Well, now, that's an interesting question, and I'm not sure how to answer it. There are articles of Western attire that are worn almost everywhere. On the other hand, there are some pretty obscure items worn in foreign countries. And among those, the names can have alternate spellings, etc. So what are they really looking for?

Okay, I admit it. We don't have an answer yet.

If you're not only smarter than us but faster too, submit your undoubtedly correct answer here: The proper Send Us Your Answer page at NPR.

Ahh. Ross solved it. Having a lot of obscure words stuffed in his head helped. Oops. A hint. Yes, Virginia, the word is obscure. Take that to the bank.

Photos. Hmmm. Not saying why I've picked the photos I've picked. Got that? Not saying. Don't assume you know. These photos may not help you solve the puzzle. They *could* just be a nice place for a spring holiday. Well, except for the last one. That one totally gives the game away. Or not.








 Time for...

This is where we ask you how many entries you think NPR will get for the challenge above.  If you want to win, leave a comment with your guess for the range of entries NPR will receive.  First come first served, so read existing comments before you guess.  Ross and I guess last, just before we publish the Thursday post.  After the Thursday post is up, the entries are closed.  The winner gets a puzzle book of our unspecified choosing.

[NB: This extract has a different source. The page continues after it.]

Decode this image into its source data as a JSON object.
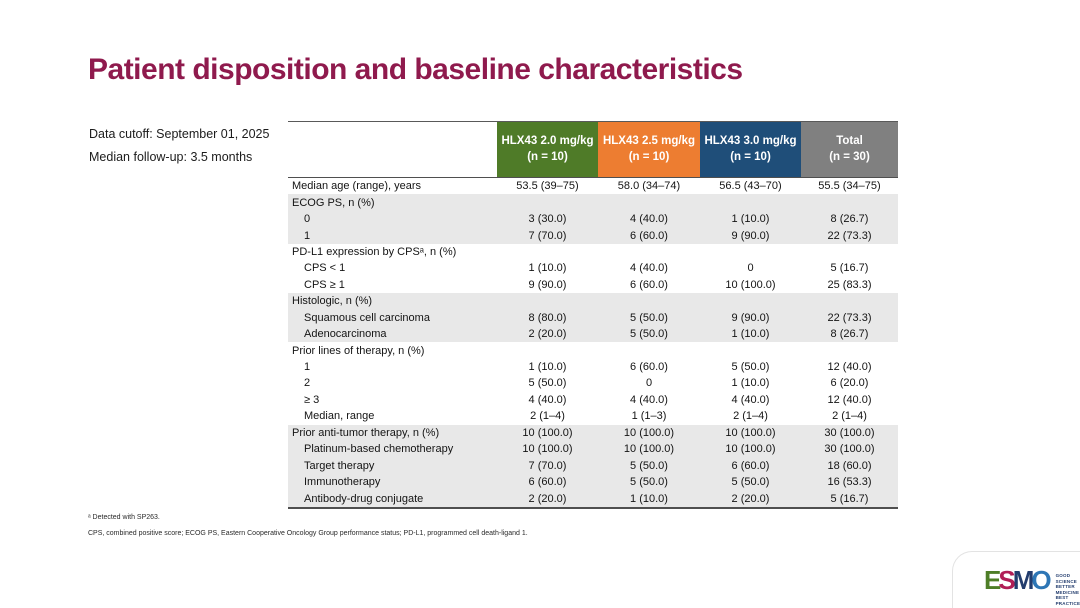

Over 1300 entries, which means Marie won. Our records suggests this is a first-time win for Marie, And for being such a loyal follower, she gets one of the better prizes. Send your address to me, Marie, so I can mail that out. Magdalen (at) CrosswordMan (dot) com. And the rest of you know the drill: Submit your guess for the number of entries to be announced next Sunday on the radio and maybe you'll win a prize for better or worse.

Here are the ranges:
Fewer than 50       
51 - 100
101 - 150
151 - 200
201 - 250
251 - 300
301 - 350
351 - 400
401 - 450
451 - 500

501 - 550
551 - 600
601 - 650
651 - 700
701 - 750
751 - 800
801 - 850
851 - 900
901 - 950
951 - 1,000
1,001 - 1,050         
1,051 - 1,100
1,101 - 1,150
1,151 - 1,200
1,201 - 1,250
1,251 - 1,300
1,301 - 1,350
1,351 - 1,400
1,401 - 1,450
1,451 - 1,500

1,501 - 1,550
1,551 - 1,600
1,601 - 1,650
1,651 - 1,700
1,701 - 1,750
1,751 - 1,800
1,801 - 1,850
1,851 - 1,900
1,901 - 1,950
1,951 - 2,000
2,001 - 2,050
2,051 - 2,100
2,101 - 2,150
2,151 - 2,200
2,201 - 2,250
2,251 - 2,300
2,301 - 2,350
2,351 - 2,400
2,401 - 2,450
2,451 - 2,500

2,501 - 2,750
2,751 - 3,000
3,001 - 3,250
3,251 - 3,500
3,501 - 4,000
4,001 - 4,500
4,501 - 5,000

More than 5,000
More than 5,000 and it sets a new record.
Our tie-break rule:   In the event that a single round number is announced, AND two separate people picked the ranges leading up to and leading up from that round number, the prize will be awarded to whichever entrant had not already won a prize, or in the event that both entrants had won a prize already or neither had, then to the earlier of the two entries on the famous judicial principle of "First Come First Serve," (or in technical legal jargon, "You Snooze, You Lose").  And yes, this rule is most-likely obsolete but I just like having fine print.